Any advice for reducing the cost of recruiting abroad?

— Junior Founder

(TechCrunch+ is our membership program, which helps founders and startup teams grow. You can register here.)

Big Tech inc.

  • How Peloton pedaled in a ditch: TechCrunch Haje Kamps has a great article on the site today chronicling Peloton’s epic rise during the pandemic and its full-speed coast after people started going back outside. We doubt it’s the last company to suffer from post-pandemic turmoil – such as it is.
  • Apple tackles AirTag harassment: Any technology can be misused and should be designed to prevent potential misuse. But we humans keep forgetting that lesson and so keep relearning it over and over again. Apple, at least, will be working on its AirTags product to help keep people safe.
  • Disney+ shows solid growth: Let’s play a game. Guess how many Disney+ subscribers there are today. Do you have your opinion? Good. Did you guess closer to 10 million or 100 million? In fact, Disney+ just added “11.8 million new subscribers last quarter to reach 129.8 million,” TechCrunch reports. It’s more than I expected, at least.
  • Android 13 is here for developers: Android fans, good news. The next major version of your mobile operating system has reached the development testing stage.
  • The status of self-driving tests: TechCrunch’s transit team has been kicking around lately, which means we’re keeping our eye on the intersection of technology and getting around like never before. The Wheels and Dollars team noted today that “fewer companies tested self-driving vehicles on California’s public roads last year than the year before – and yet they drove nearly twice as kilometers traveled”. So is it good or bad?

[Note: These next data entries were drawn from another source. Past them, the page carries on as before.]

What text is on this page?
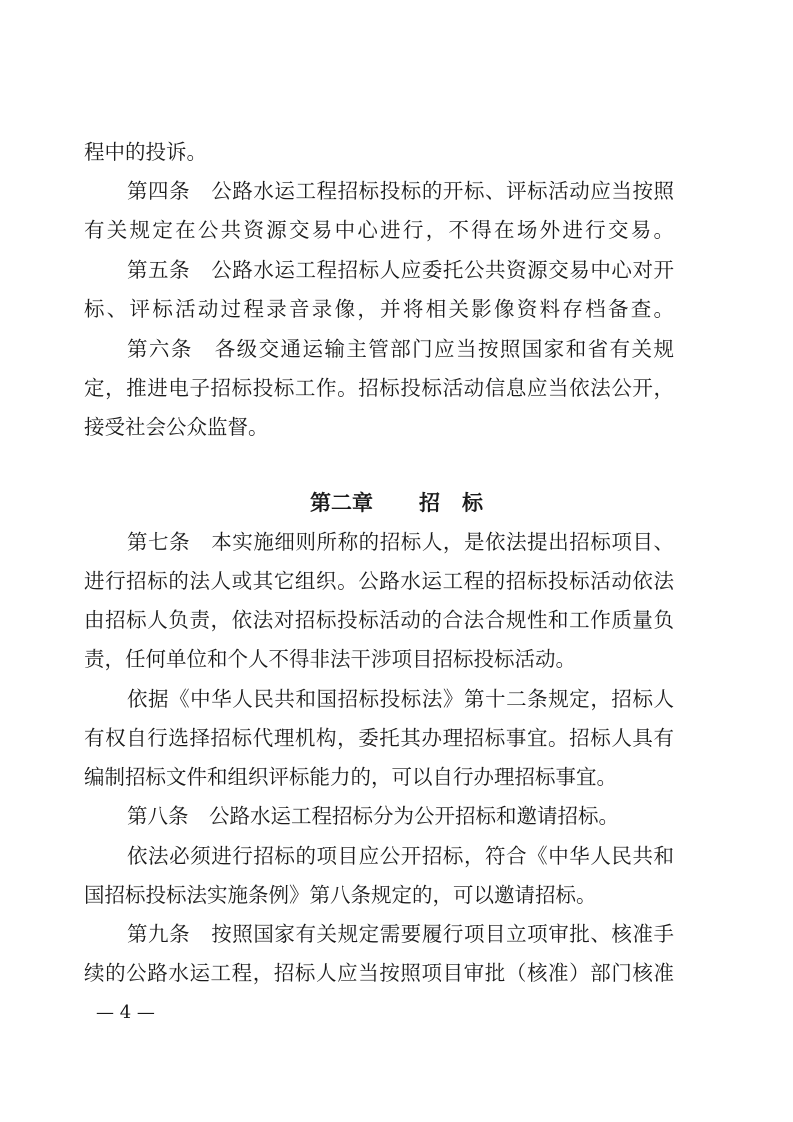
程中的投诉。
第四条　公路水运工程招标投标的开标、评标活动应当按照
有关规定在公共资源交易中心进行，不得在场外进行交易。
第五条　公路水运工程招标人应委托公共资源交易中心对开
标、评标活动过程录音录像，并将相关影像资料存档备查。
第六条　各级交通运输主管部门应当按照国家和省有关规
定，推进电子招标投标工作。招标投标活动信息应当依法公开，
接受社会公众监督。
第二章 招 标
第七条　本实施细则所称的招标人，是依法提出招标项目、
进行招标的法人或其它组织。公路水运工程的招标投标活动依法
由招标人负责，依法对招标投标活动的合法合规性和工作质量负
责，任何单位和个人不得非法干涉项目招标投标活动。
依据《中华人民共和国招标投标法》第十二条规定，招标人
有权自行选择招标代理机构，委托其办理招标事宜。招标人具有
编制招标文件和组织评标能力的，可以自行办理招标事宜。
第八条　公路水运工程招标分为公开招标和邀请招标。
依法必须进行招标的项目应公开招标，符合《中华人民共和
国招标投标法实施条例》第八条规定的，可以邀请招标。
第九条　按照国家有关规定需要履行项目立项审批、核准手
续的公路水运工程，招标人应当按照项目审批（核准）部门核准
— 4 —
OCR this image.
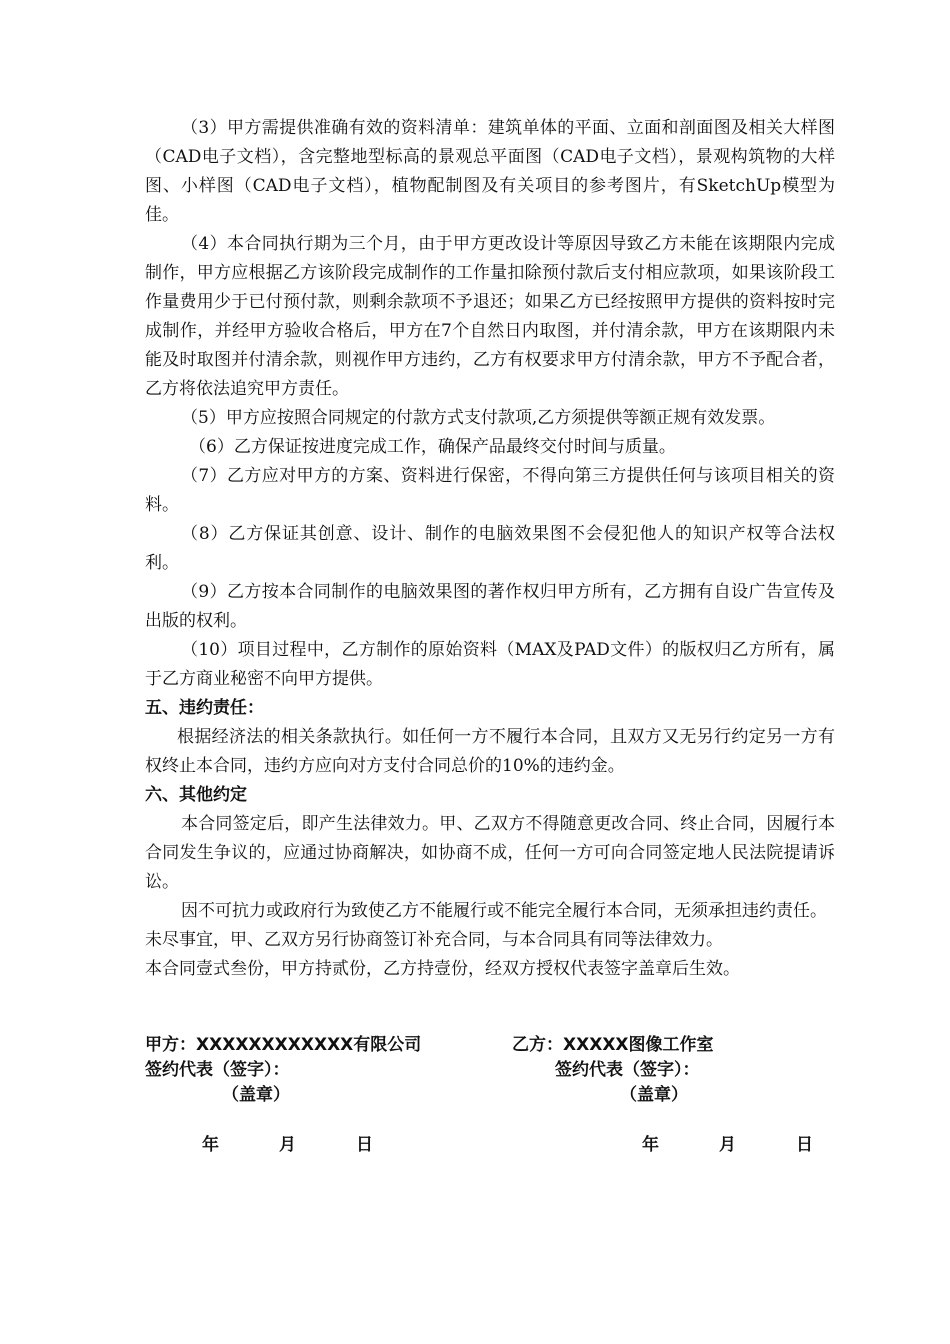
（3）甲方需提供准确有效的资料清单：建筑单体的平面、立面和剖面图及相关大样图（CAD电子文档），含完整地型标高的景观总平面图（CAD电子文档），景观构筑物的大样图、小样图（CAD电子文档），植物配制图及有关项目的参考图片，有SketchUp模型为佳。

（4）本合同执行期为三个月，由于甲方更改设计等原因导致乙方未能在该期限内完成制作，甲方应根据乙方该阶段完成制作的工作量扣除预付款后支付相应款项，如果该阶段工作量费用少于已付预付款，则剩余款项不予退还；如果乙方已经按照甲方提供的资料按时完成制作，并经甲方验收合格后，甲方在7个自然日内取图，并付清余款，甲方在该期限内未能及时取图并付清余款，则视作甲方违约，乙方有权要求甲方付清余款，甲方不予配合者，乙方将依法追究甲方责任。

（5）甲方应按照合同规定的付款方式支付款项,乙方须提供等额正规有效发票。

（6）乙方保证按进度完成工作，确保产品最终交付时间与质量。

（7）乙方应对甲方的方案、资料进行保密，不得向第三方提供任何与该项目相关的资料。

（8）乙方保证其创意、设计、制作的电脑效果图不会侵犯他人的知识产权等合法权利。

（9）乙方按本合同制作的电脑效果图的著作权归甲方所有，乙方拥有自设广告宣传及出版的权利。

（10）项目过程中，乙方制作的原始资料（MAX及PAD文件）的版权归乙方所有，属于乙方商业秘密不向甲方提供。

五、违约责任：

根据经济法的相关条款执行。如任何一方不履行本合同，且双方又无另行约定另一方有权终止本合同，违约方应向对方支付合同总价的10%的违约金。

六、其他约定

本合同签定后，即产生法律效力。甲、乙双方不得随意更改合同、终止合同，因履行本合同发生争议的，应通过协商解决，如协商不成，任何一方可向合同签定地人民法院提请诉讼。

因不可抗力或政府行为致使乙方不能履行或不能完全履行本合同，无须承担违约责任。

未尽事宜，甲、乙双方另行协商签订补充合同，与本合同具有同等法律效力。

本合同壹式叁份，甲方持贰份，乙方持壹份，经双方授权代表签字盖章后生效。

甲方：XXXXXXXXXXXX有限公司	乙方：XXXXX图像工作室
签约代表（签字）：	签约代表（签字）：
（盖章）	（盖章）
年	月	日	年	月	日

Rebecca Bellan note that surviving players tend to be Big Tech companies, so it’s a bit hard to tell.
  • Tesla sued over racial discrimination claims: Citing “hundreds” of worker complaints, Tesla’s Fremont factory is being sued for “alleged racial discrimination and harassment”. The California Department of Fair Employment and Housing states that “Black workers face racial slurs and discrimination in work assignments, discipline, compensation, and promotion, creating a hostile work environment.”


Not all news on the site expresses the point of view of the site, but we transmit this news automatically and translate it through programmatic technology on the site and not from a human editor.